Ergänzend ist anzumerken, dass das Vorbringen der Klägerseite, insbesondere in der mündlichen Verhandlung, nicht zu einer anderen Beurteilung führt. Im Einzelnen wird auf die betreffenden Ausführungen im Urteil zur Mutter der Klägerin Bezug genommen (VG Würzburg, U.v. 28.9.2020 – W 8 K 20.30307 – juris Rn. 26 f., UA S. 9). Dort ist unter anderem auch schon auf Ungereimtheiten im Vorbringen der Mutter verwiesen, etwa zur Frage, ob sie religiös verheiratet sei. Eine Hochzeit stritt die Mutter der Klägerin auch in der mündlichen Verhandlung am 11. Januar 2021 ab, obwohl sie bei ihren eigenen Anhörungen wiederholt angegeben hatte, religiös verheiratet zu sein.
Zweifelhaft ist des Weiteren die – gesteigerte – Angabe, mit der die Mutter der Klägerin nun den Eindruck erwecken will, sie sei geflohen, weil ihr Bruder ihr mit dem Tod gedroht habe bzw. dass dieser sie nunmehr bei einer Rückkehr mit dem Tod bedrohe. Denn in ihrem eigenen Verfahren hatte die Mutter angeben, sie werde durch ihren eigenen Vater bedroht, der auch einen entsprechenden „Haftbefehl“ gegen sie erwirkt habe. Der Bruder der Mutter sei nur vom Vater der Mutter (also vom Großvater der Klägerin) dazu gezwungen worden, deren Hände festzuhalten, als der Großvater sie an den Armen verbrannt habe. Auch im vorliegenden Verfahren hatte die Mutter der Klägerin im Schreiben an das Bundesamt vom 20. August 2020 (Bl. 51 der Bundesamtsakte) lediglich auf die Bedrohung durch ihren Vater (den Großvater der Klägerin) verwiesen.

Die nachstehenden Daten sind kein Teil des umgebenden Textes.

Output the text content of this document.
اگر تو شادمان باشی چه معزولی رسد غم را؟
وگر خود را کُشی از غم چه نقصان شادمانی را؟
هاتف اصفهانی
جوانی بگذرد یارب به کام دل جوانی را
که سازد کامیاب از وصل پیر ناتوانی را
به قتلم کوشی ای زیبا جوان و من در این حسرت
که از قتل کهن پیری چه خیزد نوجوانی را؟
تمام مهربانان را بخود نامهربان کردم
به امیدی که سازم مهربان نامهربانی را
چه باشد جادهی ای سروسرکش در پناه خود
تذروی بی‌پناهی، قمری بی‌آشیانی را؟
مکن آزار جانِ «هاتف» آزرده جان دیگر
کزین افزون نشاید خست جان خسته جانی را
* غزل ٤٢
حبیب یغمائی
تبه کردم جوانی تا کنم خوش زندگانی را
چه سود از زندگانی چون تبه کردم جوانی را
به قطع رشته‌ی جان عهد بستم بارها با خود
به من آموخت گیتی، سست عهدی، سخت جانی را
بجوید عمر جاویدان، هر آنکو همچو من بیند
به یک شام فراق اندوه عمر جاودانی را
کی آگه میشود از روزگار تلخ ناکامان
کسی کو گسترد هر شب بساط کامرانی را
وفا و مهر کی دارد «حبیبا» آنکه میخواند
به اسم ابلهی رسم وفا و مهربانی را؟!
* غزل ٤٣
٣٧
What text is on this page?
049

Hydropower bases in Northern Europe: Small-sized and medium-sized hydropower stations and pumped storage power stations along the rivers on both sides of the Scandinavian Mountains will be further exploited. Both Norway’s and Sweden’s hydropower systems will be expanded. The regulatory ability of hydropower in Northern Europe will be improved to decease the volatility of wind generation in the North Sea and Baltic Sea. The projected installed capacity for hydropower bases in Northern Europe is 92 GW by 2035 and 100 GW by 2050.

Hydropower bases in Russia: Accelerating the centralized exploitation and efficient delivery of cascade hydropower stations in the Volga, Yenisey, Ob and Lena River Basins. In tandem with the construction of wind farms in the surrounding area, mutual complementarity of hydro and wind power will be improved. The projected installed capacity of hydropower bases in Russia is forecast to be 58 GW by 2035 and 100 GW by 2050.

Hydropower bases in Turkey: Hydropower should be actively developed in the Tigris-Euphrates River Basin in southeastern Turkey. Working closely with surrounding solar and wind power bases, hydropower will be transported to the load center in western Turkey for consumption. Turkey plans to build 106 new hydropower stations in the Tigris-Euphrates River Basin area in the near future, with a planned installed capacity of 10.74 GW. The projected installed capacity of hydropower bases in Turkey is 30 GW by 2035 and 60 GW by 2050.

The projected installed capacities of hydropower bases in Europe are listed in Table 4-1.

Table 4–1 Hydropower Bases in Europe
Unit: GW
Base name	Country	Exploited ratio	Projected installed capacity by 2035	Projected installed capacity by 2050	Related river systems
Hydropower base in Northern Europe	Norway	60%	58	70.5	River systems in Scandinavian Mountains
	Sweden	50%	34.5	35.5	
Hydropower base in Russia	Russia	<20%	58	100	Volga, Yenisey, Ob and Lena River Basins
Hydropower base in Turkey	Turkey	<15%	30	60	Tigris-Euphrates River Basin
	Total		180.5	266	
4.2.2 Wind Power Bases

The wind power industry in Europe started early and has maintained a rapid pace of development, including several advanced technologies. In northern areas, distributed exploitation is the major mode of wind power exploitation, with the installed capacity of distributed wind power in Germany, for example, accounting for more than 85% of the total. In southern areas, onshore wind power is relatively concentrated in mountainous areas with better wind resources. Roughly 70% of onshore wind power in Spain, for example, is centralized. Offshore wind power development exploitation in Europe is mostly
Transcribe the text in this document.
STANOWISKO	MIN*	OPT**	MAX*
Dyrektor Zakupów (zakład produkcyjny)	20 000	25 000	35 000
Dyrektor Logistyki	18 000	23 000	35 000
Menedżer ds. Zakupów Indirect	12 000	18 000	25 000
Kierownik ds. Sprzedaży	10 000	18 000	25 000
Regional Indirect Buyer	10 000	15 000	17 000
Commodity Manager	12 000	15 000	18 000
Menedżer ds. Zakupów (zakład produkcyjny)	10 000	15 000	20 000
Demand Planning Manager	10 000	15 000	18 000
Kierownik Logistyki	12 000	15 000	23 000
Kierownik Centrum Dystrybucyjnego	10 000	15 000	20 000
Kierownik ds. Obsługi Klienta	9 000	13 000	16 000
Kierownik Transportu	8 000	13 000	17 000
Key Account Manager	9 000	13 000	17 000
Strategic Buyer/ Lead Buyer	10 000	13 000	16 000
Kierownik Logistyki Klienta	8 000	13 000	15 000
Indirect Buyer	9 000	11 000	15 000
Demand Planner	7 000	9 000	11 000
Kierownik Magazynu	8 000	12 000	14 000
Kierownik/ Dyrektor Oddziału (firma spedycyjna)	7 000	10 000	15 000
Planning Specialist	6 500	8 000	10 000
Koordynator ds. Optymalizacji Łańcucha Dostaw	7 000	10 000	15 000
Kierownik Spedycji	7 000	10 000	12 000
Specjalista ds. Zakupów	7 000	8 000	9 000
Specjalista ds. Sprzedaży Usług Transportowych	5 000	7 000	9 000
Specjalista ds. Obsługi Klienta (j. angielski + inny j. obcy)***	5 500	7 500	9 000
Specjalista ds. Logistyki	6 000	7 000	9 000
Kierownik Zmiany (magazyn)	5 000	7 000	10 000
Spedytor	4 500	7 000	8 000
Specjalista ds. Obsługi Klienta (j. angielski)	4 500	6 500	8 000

Weitere Zweifel ergeben sich aus der Tatsache, dass die Mutter der Klägerin erstmalig in der jetzigen mündlichen Verhandlung vorgebracht habe, sie sei vom Vater ihres Sohnes quasi zur Prostitution gezwungen worden, um Geld auch für den Drogenkonsum zu beschaffen. Außerdem hat sie erstmals jetzt in der mündlichen Verhandlung erwähnt, dass der Vater ihres Sohnes (des Bruders der Klägerin) in dessen Beisein ihr gegenüber sehr aggressiv gewesen sei, sodass ihr Sohn nun verhaltensauffällig sei, wie auch die erst in der mündlichen Verhandlung – nach Ablauf der nach § 87b Abs. 3 VwGO gesetzten Frist – vorgelegte ärztliche Bescheinigung vom 30. September 2020 belegt. Zum ärztlichen Attest ist anzumerken, dass dieses im Wesentlichen wohl einfach die Aussagen der Mutter übernommen hat, ohne diese zu hinterfragen. In dem Attest ist darüber hinaus nur diagnostiziert: Sprachentwicklungsstörung sowie Verdacht auf Entwicklungsverzögerung, jedoch nicht, wie in der mündlichen Verhandlung von der Klägerbevollmächtigten zusätzlich erwähnt, eine Bindungsstörung. Insgesamt bleiben erhebliche Zweifel an der Glaubhaftigkeit des Vorbringens der Mutter der Klägerin, auch wenn das Gericht nicht verkennt, dass der Bruder der Klägerin in den beiden mündlichen Verhandlungen jeweils einen recht lebhaften und unruhigen Eindruck hinterlassen hat.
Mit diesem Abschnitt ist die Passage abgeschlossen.